Fortunately Pregnant And Doting His Wife

Fortunately Pregnant And Doting His Wife
Chapter 119




“Tidak ada masalah yang tidak bisa diselesaikan dengan uang.” Pria tua itu berkata dengan sangat percaya diri pada mikrofon.


Keluarga Zhan tidak kekurangan uang, jadi semua generasi keturunan dan cucu telah mematuhi standar emas ini.


Tidak ada yang sulit di dunia ini, selama uangnya ada.


Namun, ketika Zhan Hanjue mempraktikkan standar emas ini beberapa hari yang lalu, Luo Shihan menuangkan teh tanpa basa-basi, yang membuatnya merasa malu.


Jadi ketika lelaki tua itu menyebutkan "standar emas" lagi, Zhan Hanjue merasa sangat naif dan dangkal.


“Ayah, Luo Shihan tidak membutuhkan uang, hanya putranya.” Zhan Hanjue memberi tahu lelaki tua itu dengan sangat serius. "Jadi, untuk konferensi pers besok, saya tidak yakin apakah anak itu bisa hadir."


Orang tua itu terdiam sejenak, dan berkata, "Tidak ada uang? Ya, sangat kurus. Tapi apa yang dia gunakan untuk melawan prajurit kita?"


Zhan Hanjue berkata, “Aku juga ingin tahu.” Setelah berbicara, dia menutup telepon.


Baru saat itulah dia menyadari bahwa Han Bao sedang menatapnya dengan sepasang aura dan pupil berwarna cerah.


Ada jejak kewaspadaan dan pertahanan di mata kecilnya.


"Ayah, apakah kamu merampokku dengan Ibu? Sudah kubilang, aku tidak akan pernah kembali ke rumah perang. Jika kamu dan Ibu tidak kembali bersama." Ekspresi Han Bao serius.


Setiap pori-pori Zhan Hanjue sepertinya dipenuhi dengan angin dingin, jadi bagaimana dia bisa mengatakannya dari mulut Han Bao jika dia begitu tegas.


“Mengapa?” ​​Meskipun hati Zhan Hanjue sedingin es, suaranya mempertahankan suhu bawaannya sebanyak mungkin.
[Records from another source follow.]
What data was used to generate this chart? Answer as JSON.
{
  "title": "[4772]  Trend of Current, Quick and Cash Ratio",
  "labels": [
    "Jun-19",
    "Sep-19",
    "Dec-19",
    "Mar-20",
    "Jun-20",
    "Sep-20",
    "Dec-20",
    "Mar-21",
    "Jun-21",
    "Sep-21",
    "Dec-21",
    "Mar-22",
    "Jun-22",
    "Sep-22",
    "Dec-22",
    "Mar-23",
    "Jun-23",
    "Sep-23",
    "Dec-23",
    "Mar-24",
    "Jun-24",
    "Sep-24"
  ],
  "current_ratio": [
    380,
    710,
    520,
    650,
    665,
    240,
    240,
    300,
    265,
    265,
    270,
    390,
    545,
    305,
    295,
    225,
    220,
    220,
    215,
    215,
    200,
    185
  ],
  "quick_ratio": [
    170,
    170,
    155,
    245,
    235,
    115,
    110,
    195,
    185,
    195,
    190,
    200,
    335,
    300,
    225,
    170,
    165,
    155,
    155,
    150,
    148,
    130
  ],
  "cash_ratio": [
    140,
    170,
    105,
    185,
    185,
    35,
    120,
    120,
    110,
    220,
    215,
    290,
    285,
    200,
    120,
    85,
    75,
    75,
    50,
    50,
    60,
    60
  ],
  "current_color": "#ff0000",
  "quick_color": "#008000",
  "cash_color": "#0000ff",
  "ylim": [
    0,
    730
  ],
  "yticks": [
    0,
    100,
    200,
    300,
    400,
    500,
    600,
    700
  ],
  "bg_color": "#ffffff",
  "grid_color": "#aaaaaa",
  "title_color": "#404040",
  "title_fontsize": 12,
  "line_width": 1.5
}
Han Bao mengedipkan mata pada murid yang berair dan berkata:


“Ayah, maafkan aku, aku tahu aku akan membuatmu sangat sedih untuk mengatakan ini, tetapi aku benar-benar tidak bisa meninggalkan Ibu, karena aku ingin membalas kebaikan Ibu. Ketika aku berusia tiga tahun, aku menderita penyakit serius. Itu ibu, aku kehilangan banyak darah untuk menyelamatkan hidupku.


Ketika Zhan Hanjue mendengar cerita tentang anak ini, dia merasa sangat tersentuh.


Dia ingat ketika Han Bao mengembara di garis hidup dan mati dua tahun lalu, dan dia, sang ayah, bahkan tidak tahu keberadaannya. Luo Shihan mengambil semua kepanikan dan kecemasan sendirian. Mendengar pengalaman Han Bao, dia Sebenarnya memberi melahirkan sakit hati yang tak terbatas.


“Han Bao, jangan khawatir, Ayah tidak akan… membiarkanmu dan Ibu… berpisah!” Zhan Hanjue mengatakan sesuatu yang bertentangan dengan hatinya.


Han Bao bergegas ke pelukan Zhan Hanjue, "Ayah, aku akan selalu mencintaimu."


Ini Han Bao, baik dan menghangatkan hati.


Bagaikan terik matahari, orang bisa merasakan semangat yang memancar dari medan magnet tubuhnya setiap saat.


Zhan Hanjue membawa anak-anak ke Media Asia dan memesan makanan yang sangat mahal dan sangat lezat.


Han Bao menghela nafas setelah melihat makanan yang belum pernah dia makan sebelumnya.


“Ada apa?” ​​Mangkuk yang diberikan Zhan Hanjue padanya sudah penuh.


Han Bao tercengang, "Makanan yang begitu lezat, betapa enaknya membaginya dengan Sister Mommy?"


Zhan Su berkata, "Hanbao, kamu bisa mengemasnya pulang."


Han Bao meminta petunjuk kepada Zhan Hanjue, "Ayah, bisakah?" Bertingkah seperti genit dan imut, Zhan Hanjue tidak bisa menolak.